Katherine Forbes Riley, The Bobcat
Many novels feature wild animals as central metaphors, but not many novels achieve the congruity of The Bobcat. Lots of writers have chimed in to sing the praises of this book, but I haven’t seen as many readers engaged with it, and perhaps I can help change that a little. Laurelie, a survivor of sexual violence, is unhappily enrolled as an art student at a small college in Vermont. She’s happiest when babysitting, until the day she and her little charge encounter an injured, pregnant, bobcat in the woods. A hiker has been following it for miles in an attempt to make sure it survives. Yes, the child is the smoking gun; while missing, it forces humans and wild beast to make some reckonings. While the novel does deal with what it means to suffer from PTSD, its tendency towards recovery, towards the natural world’s processes, makes it different from other fiction about survivors. It’s a slight volume, but a rich read.
Helene Uri, Clearing Out
(University of Minnesota Press, trans. by Barbara Sjoholm)

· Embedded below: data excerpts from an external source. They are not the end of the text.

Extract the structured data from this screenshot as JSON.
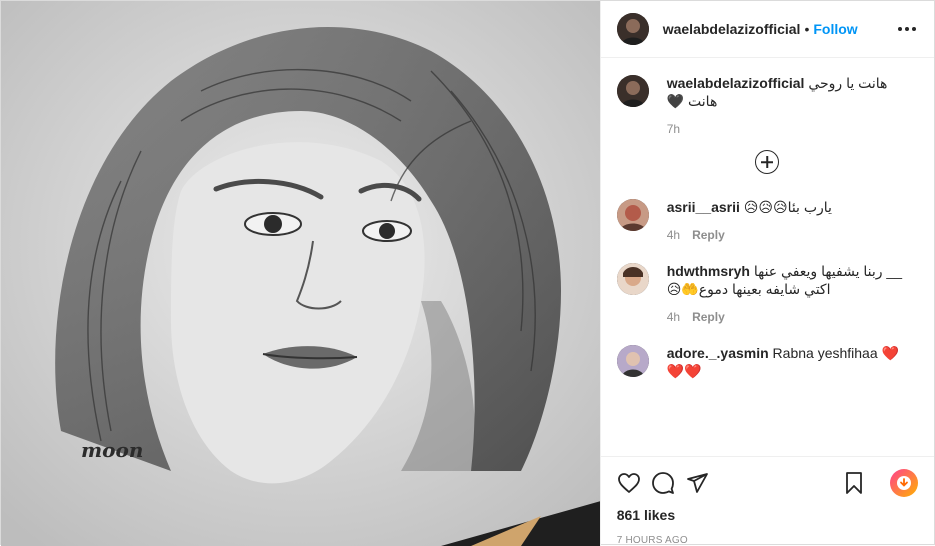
{
  "post": {
    "author": "waelabdelazizofficial",
    "follow_separator": "•",
    "follow_label": "Follow",
    "image_signature": "moon"
  },
  "caption": {
    "username": "waelabdelazizofficial",
    "text_line1": "هانت يا روحي",
    "text_line2": "هانت 🖤",
    "time": "7h"
  },
  "comments": [
    {
      "username": "asrii__asrii",
      "text": "يارب بئا😥😥😥",
      "time": "4h",
      "reply_label": "Reply"
    },
    {
      "username": "hdwthmsryh",
      "text": "__ ربنا يشفيها ويعفي عنها",
      "text2": "اكتي شايفه بعينها دموع🤲😥",
      "time": "4h",
      "reply_label": "Reply"
    },
    {
      "username": "adore._.yasmin",
      "text": "Rabna yeshfihaa ❤️",
      "text2": "❤️❤️"
    }
  ],
  "likes": "861 likes",
  "posted": "7 HOURS AGO",
  "colors": {
    "follow": "#0095f6",
    "muted": "#8e8e8e",
    "text": "#262626"
  },
  "icons": [
    "heart-icon",
    "comment-icon",
    "share-icon",
    "bookmark-icon",
    "download-icon",
    "more-icon",
    "add-comment-icon"
  ]
}
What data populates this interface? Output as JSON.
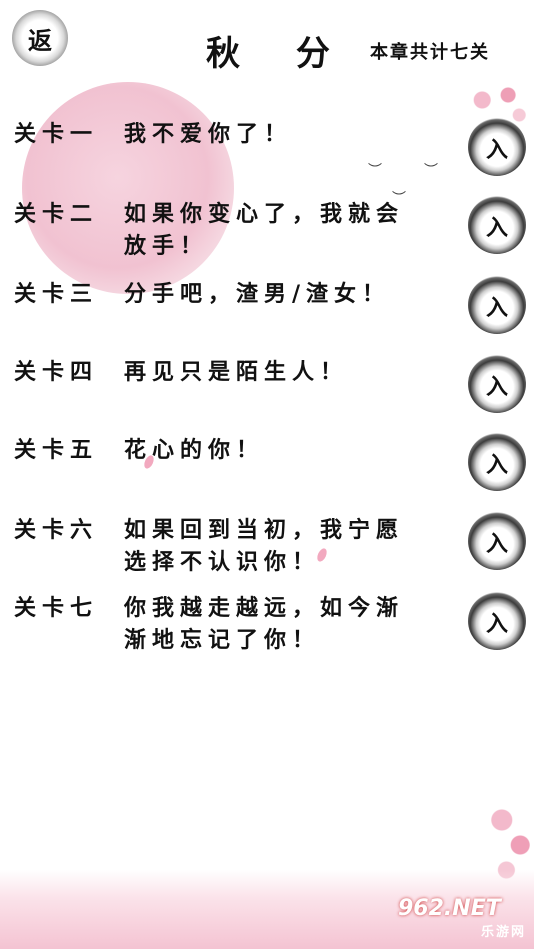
{
  "header": {
    "back_label": "返",
    "title": "秋 分",
    "chapter_total": "本章共计七关"
  },
  "levels": [
    {
      "label": "关卡一",
      "name": "我不爱你了！",
      "button": "入"
    },
    {
      "label": "关卡二",
      "name": "如果你变心了，我就会放手！",
      "button": "入"
    },
    {
      "label": "关卡三",
      "name": "分手吧，渣男/渣女！",
      "button": "入"
    },
    {
      "label": "关卡四",
      "name": "再见只是陌生人！",
      "button": "入"
    },
    {
      "label": "关卡五",
      "name": "花心的你！",
      "button": "入"
    },
    {
      "label": "关卡六",
      "name": "如果回到当初，我宁愿选择不认识你！",
      "button": "入"
    },
    {
      "label": "关卡七",
      "name": "你我越走越远，如今渐渐地忘记了你！",
      "button": "入"
    }
  ],
  "watermark": {
    "top": "962.NET",
    "bottom": "乐游网"
  }
}
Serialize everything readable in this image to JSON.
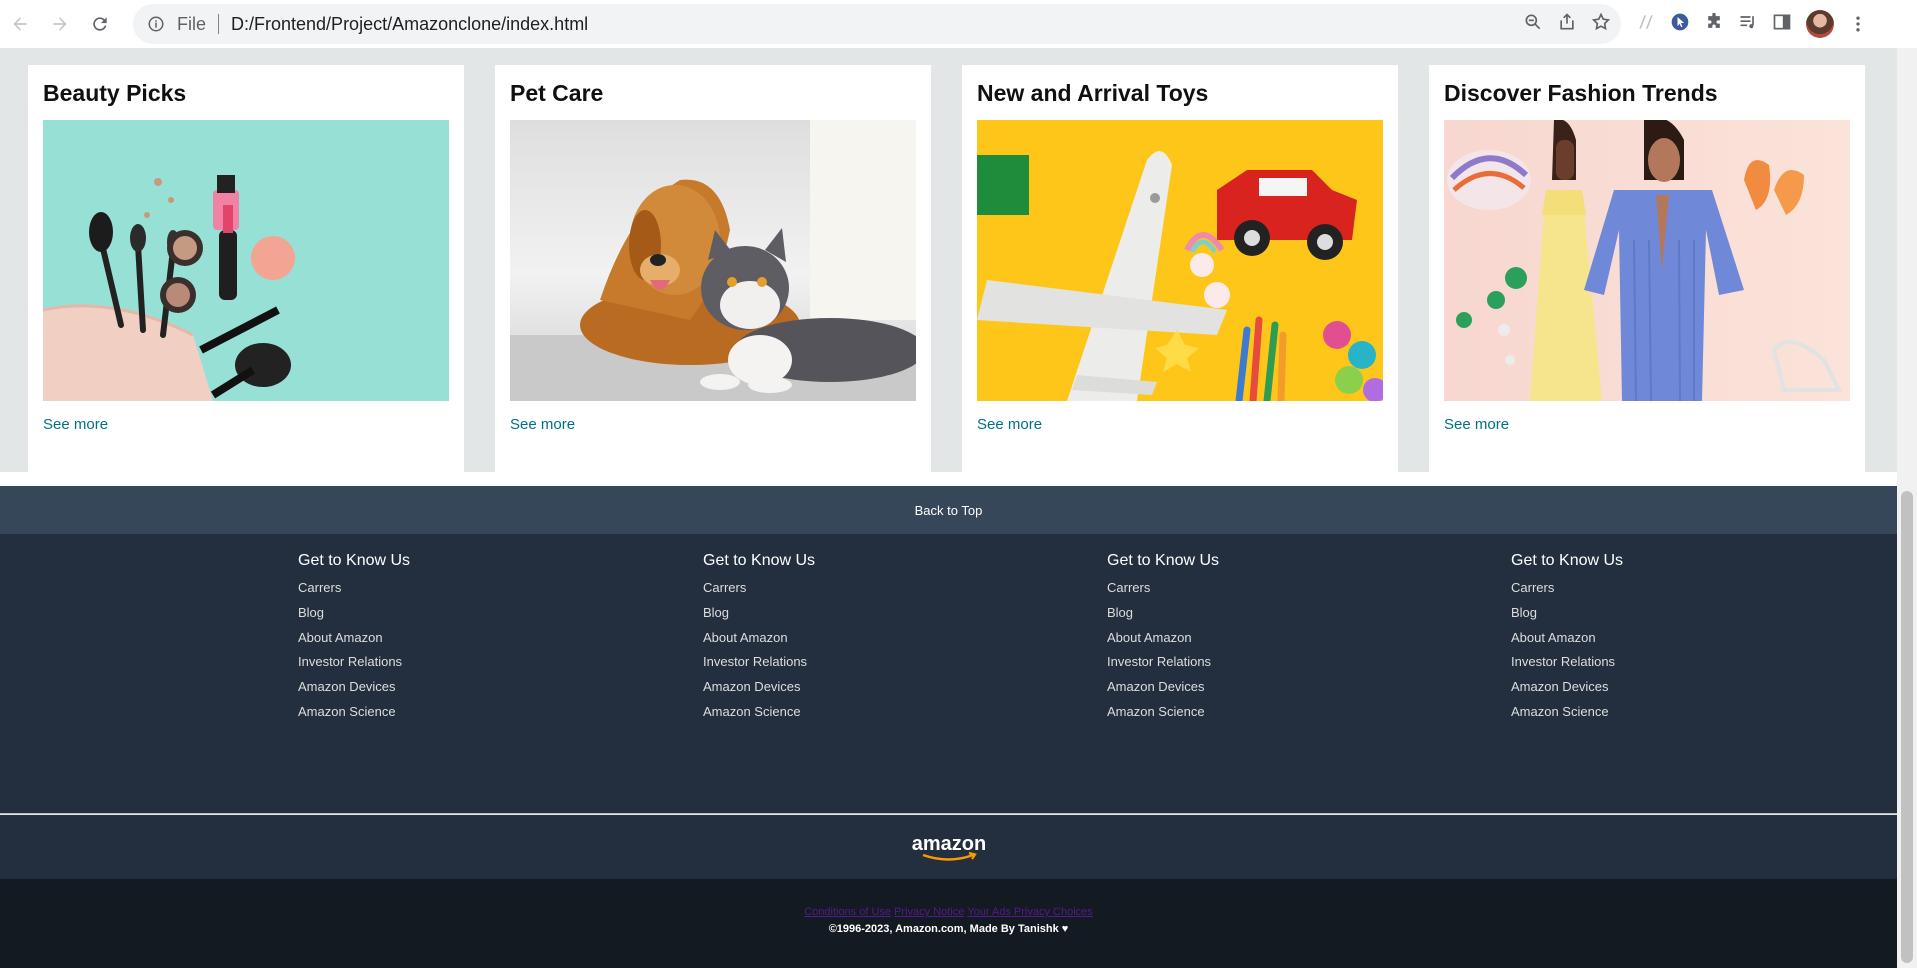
{
  "browser": {
    "protocol_label": "File",
    "url": "D:/Frontend/Project/Amazonclone/index.html"
  },
  "cards": [
    {
      "title": "Beauty Picks",
      "link": "See more"
    },
    {
      "title": "Pet Care",
      "link": "See more"
    },
    {
      "title": "New and Arrival Toys",
      "link": "See more"
    },
    {
      "title": "Discover Fashion Trends",
      "link": "See more"
    }
  ],
  "footer": {
    "back_to_top": "Back to Top",
    "columns": [
      {
        "heading": "Get to Know Us",
        "links": [
          "Carrers",
          "Blog",
          "About Amazon",
          "Investor Relations",
          "Amazon Devices",
          "Amazon Science"
        ]
      },
      {
        "heading": "Get to Know Us",
        "links": [
          "Carrers",
          "Blog",
          "About Amazon",
          "Investor Relations",
          "Amazon Devices",
          "Amazon Science"
        ]
      },
      {
        "heading": "Get to Know Us",
        "links": [
          "Carrers",
          "Blog",
          "About Amazon",
          "Investor Relations",
          "Amazon Devices",
          "Amazon Science"
        ]
      },
      {
        "heading": "Get to Know Us",
        "links": [
          "Carrers",
          "Blog",
          "About Amazon",
          "Investor Relations",
          "Amazon Devices",
          "Amazon Science"
        ]
      }
    ],
    "logo_text": "amazon",
    "legal_links": [
      "Conditions of Use",
      "Privacy Notice",
      "Your Ads Privacy Choices"
    ],
    "copyright": "©1996-2023, Amazon.com, Made By Tanishk ♥"
  },
  "colors": {
    "link": "#007185",
    "back_to_top_bg": "#37475a",
    "footer_bg": "#232f3e",
    "footer_bottom_bg": "#131a22",
    "page_bg": "#e3e6e6"
  }
}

Clearing Out is, like Ferrier’s book, about family and memory. But here, it’s told via fiction and autobiography, in which a Norwegian novelist—Uri—sends a character north to learn about her Sami ancestry. It won the American-Scandinavian Foundation Nadia Christensen Prize for Translation. Two stories connect, one of a contemporary novelist named Helene, the second of her new protagonist, Ellinor. When Helene learns that her grandfather was a Sami fisherman, she copes with the new information by writing it into her character’s story. As Ellinor travels to “Finnmark” and studies the region’s dying languages, she also discovers a culture that entrances her. Her relationships with two quite different men deepen her ties in the far north, and make Helene think hard about how families are made, are broken, and are re-formed into new communities.